Yine her varlığın da bizde bir selam ve dua hakkı vardır. Bir yere girildiğinde içinde insan olmasa bile selam verilmesinin tavsiye edilmesi işte bundandır. İnsan yoksa melekler vardır orada. Onların da selam hakkı vardır. Gönül gözü daha derini görür elbette. Dağa, taşa, akan suya, uçan kuşa da selam verir. Bilir ki cümle yaratılmışa bir göz ile bakmak ve selamla tanış olmak gerekir. Bilir ki cümle yaratılmış da onu selamlamaktadır.
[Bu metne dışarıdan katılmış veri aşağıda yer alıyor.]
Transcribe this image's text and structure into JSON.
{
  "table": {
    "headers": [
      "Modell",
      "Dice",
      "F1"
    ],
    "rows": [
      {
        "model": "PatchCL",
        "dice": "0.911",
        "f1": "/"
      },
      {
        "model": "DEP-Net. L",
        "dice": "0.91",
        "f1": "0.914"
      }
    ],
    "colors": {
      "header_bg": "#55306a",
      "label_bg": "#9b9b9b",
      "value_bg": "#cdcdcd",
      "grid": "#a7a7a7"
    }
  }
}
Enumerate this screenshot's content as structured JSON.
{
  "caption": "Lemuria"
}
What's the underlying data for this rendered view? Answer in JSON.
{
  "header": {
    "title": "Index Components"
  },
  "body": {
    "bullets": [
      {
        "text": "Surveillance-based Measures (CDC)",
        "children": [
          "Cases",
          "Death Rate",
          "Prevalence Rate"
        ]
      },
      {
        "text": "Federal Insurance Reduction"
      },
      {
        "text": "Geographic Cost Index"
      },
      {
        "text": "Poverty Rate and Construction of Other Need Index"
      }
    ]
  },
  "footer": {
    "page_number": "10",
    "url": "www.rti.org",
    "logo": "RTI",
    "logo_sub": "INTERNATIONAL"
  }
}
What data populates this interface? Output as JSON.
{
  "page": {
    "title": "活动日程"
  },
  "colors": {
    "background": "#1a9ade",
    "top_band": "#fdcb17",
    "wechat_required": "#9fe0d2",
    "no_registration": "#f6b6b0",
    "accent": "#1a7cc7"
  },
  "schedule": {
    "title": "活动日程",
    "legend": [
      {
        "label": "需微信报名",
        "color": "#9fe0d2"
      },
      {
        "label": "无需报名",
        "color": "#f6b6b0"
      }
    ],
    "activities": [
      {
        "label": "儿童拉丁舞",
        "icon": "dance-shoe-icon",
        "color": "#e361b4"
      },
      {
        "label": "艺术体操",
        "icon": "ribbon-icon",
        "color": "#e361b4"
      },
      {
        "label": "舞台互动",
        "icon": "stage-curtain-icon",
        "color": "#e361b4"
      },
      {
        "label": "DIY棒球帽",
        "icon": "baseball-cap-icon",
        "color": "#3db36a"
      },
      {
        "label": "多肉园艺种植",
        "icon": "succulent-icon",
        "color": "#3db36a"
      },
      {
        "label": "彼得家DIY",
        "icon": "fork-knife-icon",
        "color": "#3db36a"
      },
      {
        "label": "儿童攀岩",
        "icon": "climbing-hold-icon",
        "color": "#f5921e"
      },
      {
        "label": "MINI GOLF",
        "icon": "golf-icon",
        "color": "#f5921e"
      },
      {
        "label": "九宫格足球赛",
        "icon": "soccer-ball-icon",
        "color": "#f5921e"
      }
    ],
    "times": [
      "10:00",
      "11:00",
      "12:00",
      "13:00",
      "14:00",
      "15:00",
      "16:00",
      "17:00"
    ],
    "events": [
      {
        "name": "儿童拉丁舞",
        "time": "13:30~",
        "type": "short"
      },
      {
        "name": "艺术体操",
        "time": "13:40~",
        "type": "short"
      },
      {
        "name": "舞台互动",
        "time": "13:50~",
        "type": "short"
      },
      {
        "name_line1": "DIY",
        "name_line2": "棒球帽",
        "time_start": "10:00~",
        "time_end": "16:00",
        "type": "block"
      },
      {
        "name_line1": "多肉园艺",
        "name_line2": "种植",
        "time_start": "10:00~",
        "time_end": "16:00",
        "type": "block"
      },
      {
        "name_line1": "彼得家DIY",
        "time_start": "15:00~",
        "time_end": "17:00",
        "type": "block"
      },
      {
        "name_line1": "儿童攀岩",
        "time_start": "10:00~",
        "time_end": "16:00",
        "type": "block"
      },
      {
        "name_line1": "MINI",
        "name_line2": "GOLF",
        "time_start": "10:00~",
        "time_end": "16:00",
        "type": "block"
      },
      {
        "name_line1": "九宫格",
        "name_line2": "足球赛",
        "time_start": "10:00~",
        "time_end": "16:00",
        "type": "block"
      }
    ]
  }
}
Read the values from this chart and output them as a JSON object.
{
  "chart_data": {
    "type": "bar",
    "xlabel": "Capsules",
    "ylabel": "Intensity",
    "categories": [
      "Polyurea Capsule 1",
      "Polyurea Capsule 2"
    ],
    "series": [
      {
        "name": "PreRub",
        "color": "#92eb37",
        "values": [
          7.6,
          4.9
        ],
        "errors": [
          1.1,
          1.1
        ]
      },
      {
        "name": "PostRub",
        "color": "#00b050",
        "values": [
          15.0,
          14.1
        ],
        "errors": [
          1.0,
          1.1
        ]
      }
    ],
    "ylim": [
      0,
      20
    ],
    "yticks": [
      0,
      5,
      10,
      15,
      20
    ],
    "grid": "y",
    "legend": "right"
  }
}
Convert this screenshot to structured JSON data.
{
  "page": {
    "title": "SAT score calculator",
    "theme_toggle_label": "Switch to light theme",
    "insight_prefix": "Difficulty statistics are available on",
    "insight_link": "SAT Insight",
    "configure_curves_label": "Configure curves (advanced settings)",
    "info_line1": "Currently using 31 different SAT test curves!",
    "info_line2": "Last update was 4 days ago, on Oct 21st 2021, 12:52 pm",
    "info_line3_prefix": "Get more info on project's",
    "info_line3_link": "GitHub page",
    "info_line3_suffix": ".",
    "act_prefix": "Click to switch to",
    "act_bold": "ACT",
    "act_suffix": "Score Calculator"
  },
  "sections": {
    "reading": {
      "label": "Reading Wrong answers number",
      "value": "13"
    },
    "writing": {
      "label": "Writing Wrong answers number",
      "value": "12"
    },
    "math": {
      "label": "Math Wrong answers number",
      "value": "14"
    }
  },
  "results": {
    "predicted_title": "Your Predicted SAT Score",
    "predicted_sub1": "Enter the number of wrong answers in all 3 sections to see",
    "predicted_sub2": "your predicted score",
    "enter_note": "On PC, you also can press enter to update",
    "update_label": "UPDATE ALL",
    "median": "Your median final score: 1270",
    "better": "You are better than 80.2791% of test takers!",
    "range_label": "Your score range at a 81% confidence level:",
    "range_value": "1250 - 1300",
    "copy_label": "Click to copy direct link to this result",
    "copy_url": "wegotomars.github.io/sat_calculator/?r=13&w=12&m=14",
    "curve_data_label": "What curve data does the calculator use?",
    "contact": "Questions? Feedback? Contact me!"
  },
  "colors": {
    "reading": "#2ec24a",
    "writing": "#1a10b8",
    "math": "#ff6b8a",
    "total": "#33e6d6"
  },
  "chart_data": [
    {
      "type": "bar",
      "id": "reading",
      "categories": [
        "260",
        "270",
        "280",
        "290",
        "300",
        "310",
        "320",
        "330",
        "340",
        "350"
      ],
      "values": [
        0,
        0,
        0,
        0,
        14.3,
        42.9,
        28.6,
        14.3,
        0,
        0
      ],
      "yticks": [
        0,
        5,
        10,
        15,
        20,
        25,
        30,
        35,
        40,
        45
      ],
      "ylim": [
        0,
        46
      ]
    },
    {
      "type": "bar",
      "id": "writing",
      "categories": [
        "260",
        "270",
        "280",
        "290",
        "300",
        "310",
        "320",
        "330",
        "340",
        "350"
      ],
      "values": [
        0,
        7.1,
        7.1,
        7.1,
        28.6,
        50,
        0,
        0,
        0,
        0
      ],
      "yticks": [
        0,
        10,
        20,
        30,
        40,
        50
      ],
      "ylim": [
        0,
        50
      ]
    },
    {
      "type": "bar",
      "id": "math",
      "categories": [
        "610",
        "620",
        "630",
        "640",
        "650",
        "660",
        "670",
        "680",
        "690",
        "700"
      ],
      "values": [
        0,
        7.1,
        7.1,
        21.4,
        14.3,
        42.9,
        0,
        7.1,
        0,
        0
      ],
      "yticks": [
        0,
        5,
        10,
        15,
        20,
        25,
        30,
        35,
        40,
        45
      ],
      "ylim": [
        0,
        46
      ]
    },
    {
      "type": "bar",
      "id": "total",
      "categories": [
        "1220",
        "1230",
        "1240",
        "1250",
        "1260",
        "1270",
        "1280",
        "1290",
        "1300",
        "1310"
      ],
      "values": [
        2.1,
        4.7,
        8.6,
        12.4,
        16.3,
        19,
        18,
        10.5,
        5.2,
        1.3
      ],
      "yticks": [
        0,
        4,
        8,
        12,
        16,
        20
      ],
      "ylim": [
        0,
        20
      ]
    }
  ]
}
O zaman ne ayrılık kalır ne gayrılık… Selam, cümle yaratılanı kendi merkezinde bir kılar. Öyleyse selam olsun bize selamı öğreten yüce Elçiye. Selam olsun bütün insanlara ve dahi secde eden dağlara, zikreden kuşlara. Kuşlara dedik asırlardır selam, türkülerimizde turnalarla gönderilmez mi sevdiklere? Öyleyse “evvela mahsus selam edelim cümle yâr ve yârana: “selamün aleyküm.”